Huffington Post
Brent Budowsky
Tucker Carlson Blasts Ed Murrow!
Did I just hear Tucker Carlson call Ed Murrow a phony? The intrepid Carlson's suggestion was that because some of Murrow's shows involved soft profiles (which some were), management never pushed him to do them (wrong) and Murrow was therefore a phony (huh?).
What Tucker says to his modest audience is not worthy of comment, except that this does
represent a broader decline of standards, a broader decline of truth in television, and a broader pandering to the lowest elements.
Murrow does not need any defense against Tucker's manly assault, but the truth does need a defense in an age where truth has become subservient to partisan interests, to political agendas, to cheap commercialism, to shallow sensationalism, to the cute one liner, by the airhead talker, on third rate cable, with miniscule audience, and zero respect for the integrity of the matter.
Truth is truth, and there are times when truth is non-negotiable. When Americans who landed at Normandy are murdered in war crimes when taken prisoner, to say, and then repeat, that those troops had themselves committed war crimes is beyond shame. This is not an issue about which reasonable people can disagree. It is non-negotiable. Is Fox News proud of Bill O'Reilly for this? Is there any standard? Do truth, facts and honor mean anything?
I will predict that there will be major news, very soon, that will bring the words "Edward R. Murrow" back to center stage, in old and new media alike. And that the so-called experts will be astonished at the huge market among Americans for what I would call Integrity Television, Truth Television, Courageous Television, Fearless Television, television with honor, context, and depth.

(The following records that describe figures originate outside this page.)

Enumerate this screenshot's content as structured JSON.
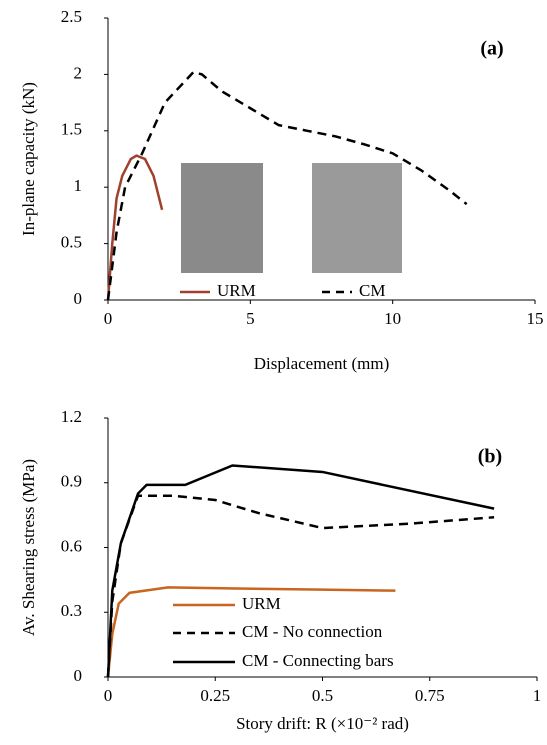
{
  "chart_data": [
    {
      "type": "line",
      "annotation": "(a)",
      "x_label": "Displacement (mm)",
      "y_label": "In-plane capacity (kN)",
      "xlim": [
        0,
        15
      ],
      "xticks": [
        0,
        5,
        10,
        15
      ],
      "ylim": [
        0,
        2.5
      ],
      "yticks": [
        0,
        0.5,
        1,
        1.5,
        2,
        2.5
      ],
      "series": [
        {
          "name": "URM",
          "color": "#a0402e",
          "dashed": false,
          "x": [
            0,
            0.15,
            0.3,
            0.5,
            0.8,
            1.0,
            1.3,
            1.6,
            1.9
          ],
          "values": [
            0,
            0.5,
            0.9,
            1.1,
            1.25,
            1.28,
            1.25,
            1.1,
            0.8
          ]
        },
        {
          "name": "CM",
          "color": "#000000",
          "dashed": true,
          "x": [
            0,
            0.3,
            0.6,
            1.2,
            2,
            3,
            3.3,
            4,
            5,
            6,
            7,
            8,
            9,
            10,
            11,
            12,
            12.6
          ],
          "values": [
            0,
            0.6,
            1.0,
            1.3,
            1.75,
            2.02,
            2.0,
            1.85,
            1.7,
            1.55,
            1.5,
            1.45,
            1.38,
            1.3,
            1.15,
            0.97,
            0.85
          ]
        }
      ]
    },
    {
      "type": "line",
      "annotation": "(b)",
      "x_label": "Story drift: R (×10⁻² rad)",
      "y_label": "Av. Shearing stress (MPa)",
      "xlim": [
        0,
        1
      ],
      "xticks": [
        0,
        0.25,
        0.5,
        0.75,
        1
      ],
      "ylim": [
        0,
        1.2
      ],
      "yticks": [
        0,
        0.3,
        0.6,
        0.9,
        1.2
      ],
      "series": [
        {
          "name": "URM",
          "color": "#c8651e",
          "dashed": false,
          "x": [
            0,
            0.01,
            0.025,
            0.05,
            0.14,
            0.3,
            0.5,
            0.67
          ],
          "values": [
            0,
            0.2,
            0.34,
            0.39,
            0.415,
            0.41,
            0.405,
            0.4
          ]
        },
        {
          "name": "CM - No connection",
          "color": "#000000",
          "dashed": true,
          "x": [
            0,
            0.01,
            0.03,
            0.07,
            0.15,
            0.25,
            0.35,
            0.5,
            0.7,
            0.9
          ],
          "values": [
            0,
            0.35,
            0.62,
            0.84,
            0.84,
            0.82,
            0.76,
            0.69,
            0.71,
            0.74
          ]
        },
        {
          "name": "CM - Connecting bars",
          "color": "#000000",
          "dashed": false,
          "x": [
            0,
            0.01,
            0.03,
            0.07,
            0.09,
            0.18,
            0.29,
            0.5,
            0.9
          ],
          "values": [
            0,
            0.4,
            0.62,
            0.85,
            0.89,
            0.89,
            0.98,
            0.95,
            0.78
          ]
        }
      ]
    }
  ]
}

What the media should be, is letting a thousand flowers bloom, and letting the audience decide. What has happened is two alternate models, equally corrupt, for different reasons. There is the smear and fear model, which creates a megaphone for even those who slander widows of 9-11. Is there any shame to these people?
In this smear and fear model, we are treated like a nation of cowards, driven by fear to surrender even the Bill of Rights, and we are treated like a nation of anger management problems, where major papers are accused of treason, and war heroes are attacked even for the medals of bravery they were awarded. Is there any honor here?
When I wrote a guest essay in Editor and Publisher on the 4th of July defending the First Amendment from trash talk of treason, I was inundated with responses, most of them beyond favorable. But I received at least twenty to thirty that were pure, total, unadulterated hate. Not contempt, not anger, not disagreement, but pure hate directed to both the New York Times and to me.
One wonders, when the President walks the White House at night, looking at the portraits of the giants who occupied that home, whether he is proud that his own words, his own deeds, directly inflame hatred. One wonders if the programming executives who provide a megaphone to voices of hate, are proud, in their most private moments, that people watch their shows and respond by threatening the lives of Supreme Court Justices, or those they mark on their personal enemies lists.
The other model, of course, is the corporatized, bureaucratized, sensationalized, trivialized, and homogenized notion that Americans are obsessed with the corpses of the latest murder, where democracy is treated like a freak show, where issues worthy of treatment for hours are squeezed into minutes or seconds, to keep our attention between deodorant commercials.
The common denominator here, is how the television executives view the American people as morons and idiots. The fear and smear side turns cable news into negative attack ads and shameless appeals to anger and fear, and now, at times, openly, to outright hate. While the corporatized imitators take a bad art form with low esteem for the customer, and repeat it, having more in common with the street corner vendors selling fake Movados, than the heirs to a proud and honorable profession singled out by our Founding Fathers as essential to our democracy.
There are reasons cable audience, including Fox, are modest and often declining. There are reasons circulation of the daily newspapers is falling. There are reasons for the incredible surge to the internet, to more enlightened cable such as Keith Olbermann, and to offbeat but substantive alternatives such as Steve Colbert, Bill Maher and Jon Stewart. For those who think the future is Tucker Carlson calling Ed Murrow a phony, perhaps we need a new book: "Programming For Dummies".
Stay tuned. News is coming. Remember that those the right attacks, are those they truly fear, Tucker's assault on Murrow is a good omen indeed. I predict Edward R. Murrow's reputation will survive the blow of Carlson's contempt; and news of integrity and quality will be making a comeback. There will more assaults on Murrow because they attack what they fear, and they have good reason to fear news that speaks truth to power, and treats people with respect.